Dataset Encoding Types

Setting proper encoding modes for GIS data using in different applications is very important to improve the efficiency of the system and saving storage space.

Encoding	Description
None	No encoding mode is employed.
SGL	The SGL (SuperMap Grid LZW) is defined by SuperMap. The SGL is the modified encoding mode based on LZW. The SGL is more efficiently than the LZW. As a lossless encoding mode, the SGL is extensively used for the compressed storage of Grid and DEM datasets by SuperMap.
DCT	The DCT (Discrete Cosine Transform) is a widely used transform in data compression. Providing a balance between high performance and complexity, the DCT has become a most widely used compression encoding mode all over the world. The DCT decorrelates the image data through the discrete cosine transform, representing the information more compactly. The DCT is a lossy encoding mode with high compression ratio and performance. As a lossy encoding mode, DCT is applicable to image datasets because image datasets are seldom used for accurate analysis.
LZW	The LZW ( Lempel-Ziv-Welch) is a widely used dictionary compression method. The LZW uses a code to represent a string. Therefore, you can compress not only duplicate data, but also non-duplicate data. The LZW is a lossless compression encoding mode applicable to raster and image datasets.
PNG	The PNG is a lossless compression encoding mode applicable to image datasets.
JPEG	JPEG is a lossy mode of operation, in the case of no difference in visual effects, the compression ratio can reach 1/20 to 1/40, the degree of compression is higher, suitable for the background image as the image data.
Complex Encoding	Its compression ratio is close to the DCT coding, yet it focuses on solving the problem of distortion of image boundaries caused by DTC.
Four-byte	4 bytes are used to store a coordinate value. This encoding mode is applicable to vector data, with 2D point, tabular, CAD datasets and 3D vector dataset excluded.
Three-byte	3 bytes are used to store a coordinate value. This encoding mode is applicable to vector data, with 2D point, tabular, CAD datasets and 3D vector dataset excluded.
Double-byte	Two bytes are used to store a coordinate value. This encoding mode is applicable to vector data, with 2D point, tabular, CAD datasets and 3D vector dataset excluded.
Single-byte	A single byte is used to store a coordinate value. This encoding mode is applicable to vector data, with 2D point, tabular, CAD datasets and 3D vector dataset excluded.

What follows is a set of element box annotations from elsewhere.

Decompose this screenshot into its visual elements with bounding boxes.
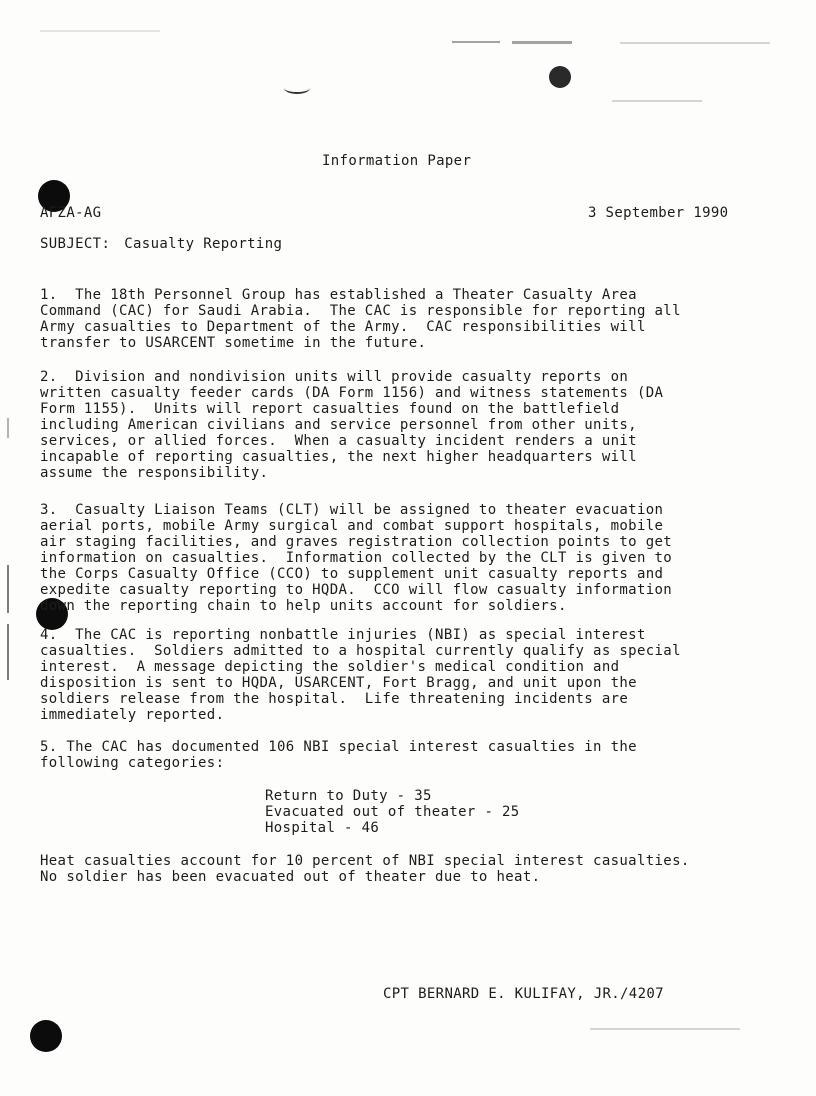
paragraph-2 bbox=[40, 369, 663, 481]
paragraph-line: 1. The 18th Personnel Group has established a Theater Casualty Area bbox=[40, 287, 637, 303]
scan-speck bbox=[590, 1028, 740, 1030]
paragraph-line: 4. The CAC is reporting nonbattle injuries (NBI) as special interest bbox=[40, 627, 646, 643]
paragraph-line: immediately reported. bbox=[40, 707, 225, 723]
margin-mark bbox=[7, 565, 9, 613]
paragraph-line: services, or allied forces. When a casualty incident renders a unit bbox=[40, 433, 637, 449]
office-symbol: AFZA-AG bbox=[40, 205, 102, 221]
closing-paragraph bbox=[40, 853, 690, 885]
seal-icon bbox=[549, 66, 571, 88]
scan-speck bbox=[512, 41, 572, 44]
paragraph-line: interest. A message depicting the soldier's medical condition and bbox=[40, 659, 620, 675]
paragraph-line: including American civilians and service personnel from other units, bbox=[40, 417, 637, 433]
scan-speck bbox=[40, 30, 160, 32]
subject-line bbox=[40, 236, 282, 252]
paragraph-line: air staging facilities, and graves registration collection points to get bbox=[40, 534, 673, 550]
paragraph-line: soldiers release from the hospital. Life threatening incidents are bbox=[40, 691, 629, 707]
paragraph-line: down the reporting chain to help units account for soldiers. bbox=[40, 598, 567, 614]
subject-text: Casualty Reporting bbox=[124, 236, 283, 252]
category-item: Return to Duty - 35 bbox=[265, 788, 432, 804]
punch-hole-bottom bbox=[30, 1020, 62, 1052]
paragraph-line: information on casualties. Information collected by the CLT is given to bbox=[40, 550, 673, 566]
subject-label: SUBJECT: bbox=[40, 236, 111, 252]
margin-mark bbox=[7, 418, 9, 438]
document-date: 3 September 1990 bbox=[588, 205, 729, 221]
paragraph-line: Form 1155). Units will report casualties found on the battlefield bbox=[40, 401, 620, 417]
paragraph-4 bbox=[40, 627, 681, 723]
paragraph-line: disposition is sent to HQDA, USARCENT, Fort Bragg, and unit upon the bbox=[40, 675, 637, 691]
paragraph-line: following categories: bbox=[40, 755, 225, 771]
category-item: Evacuated out of theater - 25 bbox=[265, 804, 520, 820]
paragraph-line: written casualty feeder cards (DA Form 1156) and witness statements (DA bbox=[40, 385, 664, 401]
paragraph-line: 2. Division and nondivision units will provide casualty reports on bbox=[40, 369, 629, 385]
paragraph-line: No soldier has been evacuated out of theater due to heat. bbox=[40, 869, 541, 885]
scan-mark bbox=[284, 82, 310, 94]
paragraph-line: the Corps Casualty Office (CCO) to supplement unit casualty reports and bbox=[40, 566, 664, 582]
paragraph-line: transfer to USARCENT sometime in the future. bbox=[40, 335, 427, 351]
paragraph-line: aerial ports, mobile Army surgical and combat support hospitals, mobile bbox=[40, 518, 664, 534]
scan-speck bbox=[452, 41, 500, 43]
paragraph-line: expedite casualty reporting to HQDA. CCO will flow casualty information bbox=[40, 582, 673, 598]
scan-speck bbox=[612, 100, 702, 102]
paragraph-line: incapable of reporting casualties, the next higher headquarters will bbox=[40, 449, 637, 465]
category-list bbox=[265, 788, 520, 836]
paragraph-line: 3. Casualty Liaison Teams (CLT) will be assigned to theater evacuation bbox=[40, 502, 664, 518]
signature-line: CPT BERNARD E. KULIFAY, JR./4207 bbox=[383, 986, 664, 1002]
paragraph-line: casualties. Soldiers admitted to a hospital currently qualify as special bbox=[40, 643, 681, 659]
paragraph-1 bbox=[40, 287, 681, 351]
category-item: Hospital - 46 bbox=[265, 820, 380, 836]
paragraph-5 bbox=[40, 739, 637, 771]
paragraph-line: Command (CAC) for Saudi Arabia. The CAC is responsible for reporting all bbox=[40, 303, 681, 319]
scan-speck bbox=[620, 42, 770, 44]
paragraph-line: Heat casualties account for 10 percent of NBI special interest casualties. bbox=[40, 853, 690, 869]
paragraph-line: 5. The CAC has documented 106 NBI special interest casualties in the bbox=[40, 739, 637, 755]
paragraph-line: assume the responsibility. bbox=[40, 465, 269, 481]
paragraph-3 bbox=[40, 502, 672, 614]
margin-mark bbox=[7, 624, 9, 680]
paragraph-line: Army casualties to Department of the Army. CAC responsibilities will bbox=[40, 319, 646, 335]
page-title: Information Paper bbox=[322, 153, 472, 169]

The encoding types supported by different data formats

Vector datasets support four kinds of codes: Single-byte, Double-byte, Three-byte and Four-byte, the four codes adopt the same compression code mechanisms but different compression ratio. All of them are lossy. Raster datasets support four kinds of codes too: DCT, SGL, LZW and Complex encoding. DCT and Complex encoding are lossy. Point datasets, attribute table datasets and CAD datasets can not compress codes. Taking the single-byte coding of the line dataset as an example illustrates the mechanism of compression coding. Assuming that the spatial data of the uncompressed line dataset is stored in double-precision, and now compressing and storing it by using a single-byte compression encoding.

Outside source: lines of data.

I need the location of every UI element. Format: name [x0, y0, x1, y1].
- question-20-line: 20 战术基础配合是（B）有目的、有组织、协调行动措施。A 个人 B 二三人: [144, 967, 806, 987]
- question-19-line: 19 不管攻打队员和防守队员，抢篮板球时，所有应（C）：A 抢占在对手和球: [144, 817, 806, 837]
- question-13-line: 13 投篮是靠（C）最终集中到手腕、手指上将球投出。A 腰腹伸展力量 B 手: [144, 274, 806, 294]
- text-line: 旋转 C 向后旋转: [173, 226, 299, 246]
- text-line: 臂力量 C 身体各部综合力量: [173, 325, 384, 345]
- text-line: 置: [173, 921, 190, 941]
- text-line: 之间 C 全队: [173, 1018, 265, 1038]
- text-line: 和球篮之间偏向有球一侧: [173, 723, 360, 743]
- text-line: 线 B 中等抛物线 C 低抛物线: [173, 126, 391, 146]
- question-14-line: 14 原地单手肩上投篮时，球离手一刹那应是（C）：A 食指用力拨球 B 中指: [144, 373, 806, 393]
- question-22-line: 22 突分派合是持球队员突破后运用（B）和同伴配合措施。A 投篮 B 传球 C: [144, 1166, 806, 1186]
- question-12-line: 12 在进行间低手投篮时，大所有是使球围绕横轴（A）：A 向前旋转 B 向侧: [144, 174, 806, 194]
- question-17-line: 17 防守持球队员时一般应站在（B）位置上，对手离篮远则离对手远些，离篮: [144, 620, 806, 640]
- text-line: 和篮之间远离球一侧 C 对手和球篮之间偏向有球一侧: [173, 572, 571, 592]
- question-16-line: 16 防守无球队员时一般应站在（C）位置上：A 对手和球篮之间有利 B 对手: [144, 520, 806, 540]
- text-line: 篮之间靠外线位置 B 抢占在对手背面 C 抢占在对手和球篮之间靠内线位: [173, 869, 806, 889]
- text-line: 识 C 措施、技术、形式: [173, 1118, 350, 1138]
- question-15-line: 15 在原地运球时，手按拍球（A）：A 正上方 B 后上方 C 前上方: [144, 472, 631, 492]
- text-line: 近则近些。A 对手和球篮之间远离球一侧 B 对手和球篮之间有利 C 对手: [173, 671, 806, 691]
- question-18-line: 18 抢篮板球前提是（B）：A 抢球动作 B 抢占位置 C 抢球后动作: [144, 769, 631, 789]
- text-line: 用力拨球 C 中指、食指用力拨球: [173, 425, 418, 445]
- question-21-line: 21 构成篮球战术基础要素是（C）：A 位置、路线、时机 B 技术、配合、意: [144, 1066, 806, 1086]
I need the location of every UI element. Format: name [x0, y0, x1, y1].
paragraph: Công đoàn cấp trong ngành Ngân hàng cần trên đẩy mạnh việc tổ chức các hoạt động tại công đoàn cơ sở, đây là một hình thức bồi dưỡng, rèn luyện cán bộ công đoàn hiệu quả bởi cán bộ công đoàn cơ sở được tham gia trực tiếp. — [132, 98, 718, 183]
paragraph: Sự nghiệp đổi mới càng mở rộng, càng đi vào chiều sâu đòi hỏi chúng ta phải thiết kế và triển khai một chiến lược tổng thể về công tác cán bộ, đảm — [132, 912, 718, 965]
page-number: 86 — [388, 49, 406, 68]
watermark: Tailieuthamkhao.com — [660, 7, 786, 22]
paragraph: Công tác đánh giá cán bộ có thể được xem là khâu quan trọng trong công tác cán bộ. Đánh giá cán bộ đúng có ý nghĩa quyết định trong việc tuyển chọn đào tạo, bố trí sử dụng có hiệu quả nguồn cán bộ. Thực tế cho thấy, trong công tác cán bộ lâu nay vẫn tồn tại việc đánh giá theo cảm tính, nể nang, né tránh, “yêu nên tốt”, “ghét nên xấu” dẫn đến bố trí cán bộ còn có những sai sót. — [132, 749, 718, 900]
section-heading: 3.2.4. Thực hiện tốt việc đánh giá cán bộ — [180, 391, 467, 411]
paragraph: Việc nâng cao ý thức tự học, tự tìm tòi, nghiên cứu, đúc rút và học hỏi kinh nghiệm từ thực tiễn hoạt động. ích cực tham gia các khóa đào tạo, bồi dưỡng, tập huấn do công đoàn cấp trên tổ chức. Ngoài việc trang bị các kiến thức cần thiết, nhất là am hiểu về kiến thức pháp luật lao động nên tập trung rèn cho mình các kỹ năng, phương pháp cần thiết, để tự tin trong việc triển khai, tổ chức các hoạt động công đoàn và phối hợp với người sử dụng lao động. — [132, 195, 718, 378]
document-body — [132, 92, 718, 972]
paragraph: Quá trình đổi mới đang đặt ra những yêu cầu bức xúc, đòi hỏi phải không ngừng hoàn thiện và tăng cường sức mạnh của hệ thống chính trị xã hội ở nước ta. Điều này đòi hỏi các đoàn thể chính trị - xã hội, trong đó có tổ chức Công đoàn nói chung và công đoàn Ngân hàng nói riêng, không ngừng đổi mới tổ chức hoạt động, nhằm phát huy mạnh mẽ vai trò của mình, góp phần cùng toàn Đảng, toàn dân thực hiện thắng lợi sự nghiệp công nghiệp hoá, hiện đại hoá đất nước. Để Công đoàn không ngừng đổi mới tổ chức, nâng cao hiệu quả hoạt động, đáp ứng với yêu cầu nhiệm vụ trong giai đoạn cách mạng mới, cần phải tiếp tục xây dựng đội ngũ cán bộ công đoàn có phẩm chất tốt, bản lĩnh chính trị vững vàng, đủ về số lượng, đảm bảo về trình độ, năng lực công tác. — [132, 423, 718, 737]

It is a line object from a line dataset in the picture, the compression ration of using the single-byte equals: ratio = max(Width,Height)/255. Width and Height are the width and height of its minimum exterior rectangle.

255 is the greatest value the single-byte can express. According to the picture, coordinates of a point (x, y) after compressing in the line are x’=byte[(x-x0)/ratio] y’=byte[(y-y0)/ratio].

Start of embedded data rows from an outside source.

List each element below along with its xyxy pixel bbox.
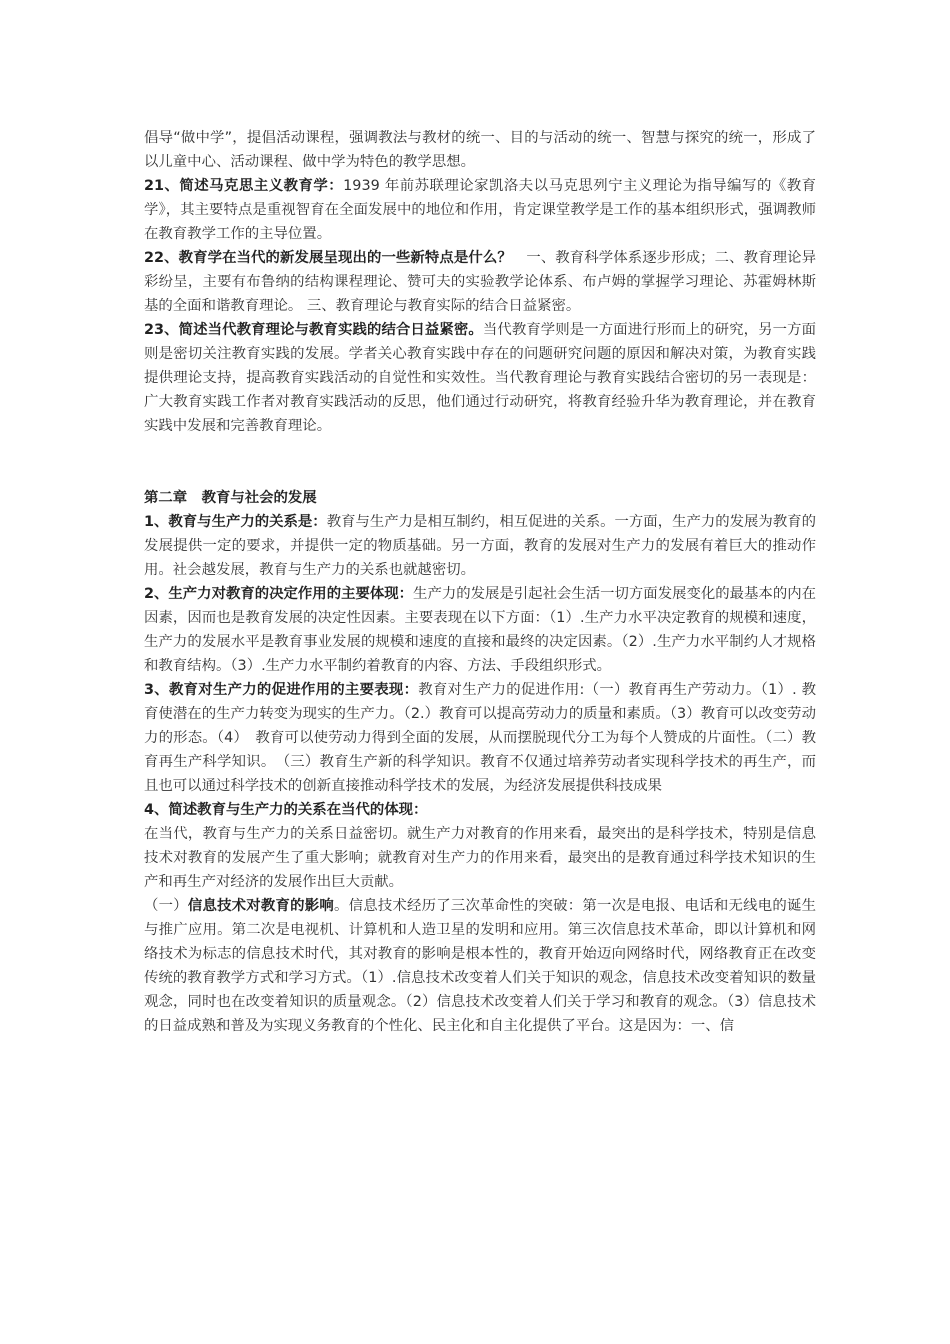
section-title: 4、简述教育与生产力的关系在当代的体现： (144, 802, 428, 818)
section-title: 1、教育与生产力的关系是： (144, 514, 327, 530)
section-title: 2、生产力对教育的决定作用的主要体现： (144, 586, 414, 602)
paragraph-intro (144, 126, 816, 174)
section-title: 3、教育对生产力的促进作用的主要表现： (144, 682, 419, 698)
question-22 (144, 246, 816, 318)
subsection-prefix: （一） (144, 898, 188, 914)
question-21 (144, 174, 816, 246)
subsection-text: 。信息技术经历了三次革命性的突破：第一次是电报、电话和无线电的诞生与推广应用。第二次是电视机、计算机和人造卫星的发明和应用。第三次信息技术革命，即以计算机和网络技术为标志的信息技术时代，其对教育的影响是根本性的，教育开始迈向网络时代，网络教育正在改变传统的教育教学方式和学习方式。（1）.信息技术改变着人们关于知识的观念，信息技术改变着知识的数量观念，同时也在改变着知识的质量观念。（2）信息技术改变着人们关于学习和教育的观念。（3）信息技术的日益成熟和普及为实现义务教育的个性化、民主化和自主化提供了平台。这是因为：一、信 (144, 898, 816, 1034)
section-text: 教育对生产力的促进作用:（一）教育再生产劳动力。（1）. 教育使潜在的生产力转变为现实的生产力。（2.）教育可以提高劳动力的质量和素质。（3）教育可以改变劳动力的形态。（4） 教育可以使劳动力得到全面的发展，从而摆脱现代分工为每个人赞成的片面性。（二）教育再生产科学知识。 （三）教育生产新的科学知识。教育不仅通过培养劳动者实现科学技术的再生产，而且也可以通过科学技术的创新直接推动科学技术的发展，为经济发展提供科技成果 (144, 682, 816, 794)
paragraph-text: 倡导“做中学”，提倡活动课程，强调教法与教材的统一、目的与活动的统一、智慧与探究的统一，形成了以儿童中心、活动课程、做中学为特色的教学思想。 (144, 130, 816, 170)
question-answer: 当代教育学则是一方面进行形而上的研究，另一方面则是密切关注教育实践的发展。学者关心教育实践中存在的问题研究问题的原因和解决对策，为教育实践提供理论支持，提高教育实践活动的自觉性和实效性。当代教育理论与教育实践结合密切的另一表现是：广大教育实践工作者对教育实践活动的反思，他们通过行动研究，将教育经验升华为教育理论，并在教育实践中发展和完善教育理论。 (144, 322, 816, 434)
section-4-heading (144, 798, 816, 822)
question-title: 21、简述马克思主义教育学： (144, 178, 344, 194)
section-4-text (144, 822, 816, 894)
section-text: 生产力的发展是引起社会生活一切方面发展变化的最基本的内在因素，因而也是教育发展的决定性因素。主要表现在以下方面：（1）.生产力水平决定教育的规模和速度，生产力的发展水平是教育事业发展的规模和速度的直接和最终的决定因素。（2）.生产力水平制约人才规格和教育结构。（3）.生产力水平制约着教育的内容、方法、手段组织形式。 (144, 586, 816, 674)
question-title: 23、简述当代教育理论与教育实践的结合日益紧密。 (144, 322, 483, 338)
chapter-heading: 第二章 教育与社会的发展 (144, 490, 317, 506)
question-23 (144, 318, 816, 438)
section-text: 教育与生产力是相互制约，相互促进的关系。一方面，生产力的发展为教育的发展提供一定的要求，并提供一定的物质基础。另一方面，教育的发展对生产力的发展有着巨大的推动作用。社会越发展，教育与生产力的关系也就越密切。 (144, 514, 816, 578)
section-2 (144, 582, 816, 678)
question-answer: 1939 年前苏联理论家凯洛夫以马克思列宁主义理论为指导编写的《教育学》，其主要特点是重视智育在全面发展中的地位和作用，肯定课堂教学是工作的基本组织形式，强调教师在教育教学工作的主导位置。 (144, 178, 816, 242)
document-body (144, 126, 816, 1038)
section-4-subsection-1 (144, 894, 816, 1038)
subsection-title: 信息技术对教育的影响 (187, 898, 334, 914)
section-spacer (144, 438, 816, 486)
section-text: 在当代，教育与生产力的关系日益密切。就生产力对教育的作用来看，最突出的是科学技术，特别是信息技术对教育的发展产生了重大影响；就教育对生产力的作用来看，最突出的是教育通过科学技术知识的生产和再生产对经济的发展作出巨大贡献。 (144, 826, 816, 890)
section-1 (144, 510, 816, 582)
section-3 (144, 678, 816, 798)
question-title: 22、教育学在当代的新发展呈现出的一些新特点是什么？ (144, 250, 512, 266)
question-answer: 一、教育科学体系逐步形成；二、教育理论异彩纷呈，主要有布鲁纳的结构课程理论、赞可夫的实验教学论体系、布卢姆的掌握学习理论、苏霍姆林斯基的全面和谐教育理论。 三、教育理论与教育实际的结合日益紧密。 (144, 250, 816, 314)
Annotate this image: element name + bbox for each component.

Coordinates of a point after compressing are saved in the byte type, and the size of the compressed dataset is 1/8 original size. Converting a dataset from in double precision code to in byte is lossy. For coordinate values, the maximum lossy value is the ratio.

For other vector compression codes, they have the same theory, and the maximum lossy value is: ratio = max(Width, Height)/maxValue.

Width and Height are the height and width of the minimum exterior rectangle of the geometry object, maxValue is the maximum value that the code can express. (Single-byte is 255, double-byte is 65535, three-byte is 16777215, and four byte is 4294967295)

For image and raster datasets, choosing the appropriate compression encoding method based on its pixel format is very beneficial to improve system efficiency and save storage space. The following table lists the reasonable encoding for the different pixel formats of the image and raster datasets. For example, the pixel format is 1-bit monochrome data and supports LZW and PNG. When the original encoding mode is DCT, SGL, or complex encoding, LZW can be selected.

Note : Raster datasets support LZW and SGL, if the original encoding type is DCT or complex code, SGL can be selected. The non-grayness palette of 8-bit images does not support DCT, but can convert to LZW.